La réponse donnée, cependant, nous semble contourner la question soulevée. En effet, à partir d'un argument déjà dégagé par la doctrine -à savoir la difficulté à concevoir que, lorsque les sociétés nouvelles ont eu pour seul apport, les actifs issus de la société scindée, l'opération puisse être qualifiée de fusion-, les appelants contestaient la solution des premiers juges, en raison de l'absence de "préexistence" des sociétés bénéficiaires de la scission. Or, cette position pourrait, éventuellement, trouver appui dans l'interprétation jurisprudentielle de l'article L. 236-24 du Code de commerce. En effet, la cour d'appel de Paris, dans un arrêt du 14 septembre 2001 (CA Paris, 16ème ch., sect. B, 14 septembre 2001, n° 2000/02273 N° Lexbase : A1114DBU, obs. A. Viandier et J.-J. Caussin, JCP. éd. E, 2002, p. 900), avait pu décider qu'un apport partiel d'actif entre des sociétés à responsabilité limitée ne pouvait être soumis au régime des scissions qu'à la condition que la société bénéficiaire de l'accord préexiste à l'opération.
En d'autres termes, si l'omission de la mention de la scission dans l'article L. 145-16 était la conséquence d'une erreur de plume et qu'il faudrait, en conséquence, considérer que les régimes de la scission et de l'apport partiel d'actif sont similaires, alors, la condition de la préexistence des sociétés bénéficiaires de la transmission universelle de patrimoine s'imposerait aux scissions pour que le bail soit transmis de plein droit. Cette notion de préexistence, cependant, est particulièrement complexe. Que faut-il entendre par ce terme ? La société préexistante doit-elle être en activité ou peut-elle être simplement créée, les apports n'étant constitués que par les actifs issus de la fusion ? La doctrine, on l'a vu, pencherait plutôt, pour la première hypothèse, mais sans guère de conviction.

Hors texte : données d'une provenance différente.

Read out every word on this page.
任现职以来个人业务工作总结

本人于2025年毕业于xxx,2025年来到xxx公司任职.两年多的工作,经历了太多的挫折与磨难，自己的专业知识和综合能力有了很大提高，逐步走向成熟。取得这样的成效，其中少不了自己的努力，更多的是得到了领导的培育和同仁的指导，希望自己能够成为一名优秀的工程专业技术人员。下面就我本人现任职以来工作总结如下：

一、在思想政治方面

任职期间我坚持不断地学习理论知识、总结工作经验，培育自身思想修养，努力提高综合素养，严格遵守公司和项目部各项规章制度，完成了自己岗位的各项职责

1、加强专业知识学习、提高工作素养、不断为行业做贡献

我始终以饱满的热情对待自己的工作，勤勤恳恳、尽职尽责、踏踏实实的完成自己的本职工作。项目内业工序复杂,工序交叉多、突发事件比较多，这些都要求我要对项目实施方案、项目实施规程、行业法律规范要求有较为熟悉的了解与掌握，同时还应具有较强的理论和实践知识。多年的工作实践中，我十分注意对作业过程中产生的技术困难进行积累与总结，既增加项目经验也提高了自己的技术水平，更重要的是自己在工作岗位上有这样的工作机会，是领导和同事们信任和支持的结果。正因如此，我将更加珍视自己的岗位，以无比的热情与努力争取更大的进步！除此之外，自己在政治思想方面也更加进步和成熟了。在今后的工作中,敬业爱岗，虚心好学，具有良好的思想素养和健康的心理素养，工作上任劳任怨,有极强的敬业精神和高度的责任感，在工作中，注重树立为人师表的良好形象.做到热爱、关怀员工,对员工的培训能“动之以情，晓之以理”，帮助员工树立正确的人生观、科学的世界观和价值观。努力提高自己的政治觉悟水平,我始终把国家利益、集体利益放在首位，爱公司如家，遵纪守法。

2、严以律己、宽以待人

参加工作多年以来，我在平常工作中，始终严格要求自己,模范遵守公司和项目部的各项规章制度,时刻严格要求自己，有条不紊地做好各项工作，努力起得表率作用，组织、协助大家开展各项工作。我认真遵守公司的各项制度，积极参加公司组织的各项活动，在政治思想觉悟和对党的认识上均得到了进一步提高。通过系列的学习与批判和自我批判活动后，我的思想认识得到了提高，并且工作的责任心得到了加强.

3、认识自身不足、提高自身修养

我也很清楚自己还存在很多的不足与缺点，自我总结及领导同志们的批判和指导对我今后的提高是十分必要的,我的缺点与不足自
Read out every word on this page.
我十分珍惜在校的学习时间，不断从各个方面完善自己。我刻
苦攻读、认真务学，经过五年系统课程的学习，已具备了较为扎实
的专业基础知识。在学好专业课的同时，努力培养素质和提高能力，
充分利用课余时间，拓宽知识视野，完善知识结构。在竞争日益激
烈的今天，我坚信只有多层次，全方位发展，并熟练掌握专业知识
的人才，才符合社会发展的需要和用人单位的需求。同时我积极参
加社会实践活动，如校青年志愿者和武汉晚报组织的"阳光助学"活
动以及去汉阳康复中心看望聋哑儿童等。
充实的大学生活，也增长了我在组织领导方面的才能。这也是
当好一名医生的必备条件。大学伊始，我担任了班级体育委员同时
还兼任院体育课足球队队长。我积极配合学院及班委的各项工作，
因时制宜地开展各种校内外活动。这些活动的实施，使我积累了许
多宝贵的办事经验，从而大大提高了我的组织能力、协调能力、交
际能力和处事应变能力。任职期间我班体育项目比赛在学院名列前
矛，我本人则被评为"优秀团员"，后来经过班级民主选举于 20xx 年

Indirectement, la Cour de cassation devait, en 2003, traiter de solution (Cass. civ 3, 30 avril 2003, n° 01-16.697, FS-P+B N° Lexbase : A7555BSM, Bull. Joly, 2003, § 190, p. 913, n. M.-L. Coquelet ; D., 2003, p. 1367, obs. A. Lienhard). Une cour d'appel avait, en effet, décidé que les dispositions de l'article L. 263-24 étaient inapplicables à une transmission universelle de patrimoine à une société "créée spécialement en vue de l'apport partiel d'actif", la condition de la préexistence de la société bénéficiaire n'étant pas remplie. Le juge du droit cassera l'arrêt au motif que la société, "régulièrement immatriculée avant la convention d'apport partiel d'actif, préexistait à cet apport". Ainsi, en pratique, les sociétés bénéficiaires pourraient, à la simple condition d'avoir été immatriculées préalablement à la convention d'apport partiel d'actif, recevoir lesdits apports sous le régime de la scission.
On pourrait, de la sorte, imaginer que ce régime, dégagé à propos des apports partiels d'actif, pourrait également s'appliquer aux scissions stricto sensu, en application de l'article L. 145-16, et se trouveraient soumises à un régime hybride, entre celui de la fusion et de l'apport partiel d'actif.